11 Mai 2025
Nous laissons sur la toile des traces quand nous y déposons des images et des écrits. Ces traces vont rester un certain temps après notre disparition. C’est un peu de nous-mêmes qui persiste sous la forme d’électrons qui peuvent reprendre vie si quelqu’un clique sur ces traces comme un auteur nous parle à travers le temps quand on lit ses écrits.

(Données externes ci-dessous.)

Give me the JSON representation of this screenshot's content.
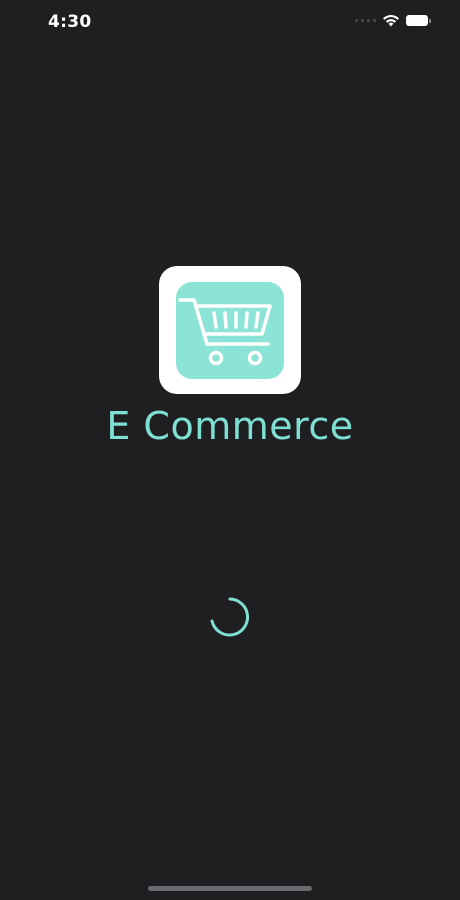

L’intelligence artificielle est maintenant capable de collecter les informations numériques d’une personne décédée et reconstituer à partir de ces informations un simulacre de sa personnalité et de son style sous la forme d’un agent conversationnel à qui on peut même prêter la voix du disparu. Ce fantôme peut être mis à la disposition des proches endeuillés (deathbots) avec lequel ils pourront converser, poser des questions et recueillir des avis. Le fantôme informatique du défunt évoluera au fil de son apprentissage et à partir de celui-ci le deadbot ira au-delà (si j’ose dire) de la répétition de paroles préalablement programmées, et possèdera la capacité de générer des propos que la personne décédée n’avait jamais proférés de son vivant, mais qu’il aurait pu dire. Il est souhaitable que dans ses déclarations post-mortem le défunt conserve sa dignité outre-tombe et que sa mémoire ne soit pas profanée.
On voit que les médiums, la chaîne des mains jointes autour d’une table remuante et les esprits frappeurs sont nettement dépassés, et iront peut-être rejoindre le cimetière des artisanats disparus.
Dans cette manipulation technico-macabre, la préservation de la dignité du défunt me parait bien secondaire à côté de celle de la santé mentale des vivants qui en s’obstinant à vouloir simuler la présence de la personne disparue ne feront que revivre par ce simulacre virtuel la souffrance authentique d’une perte irrémédiable.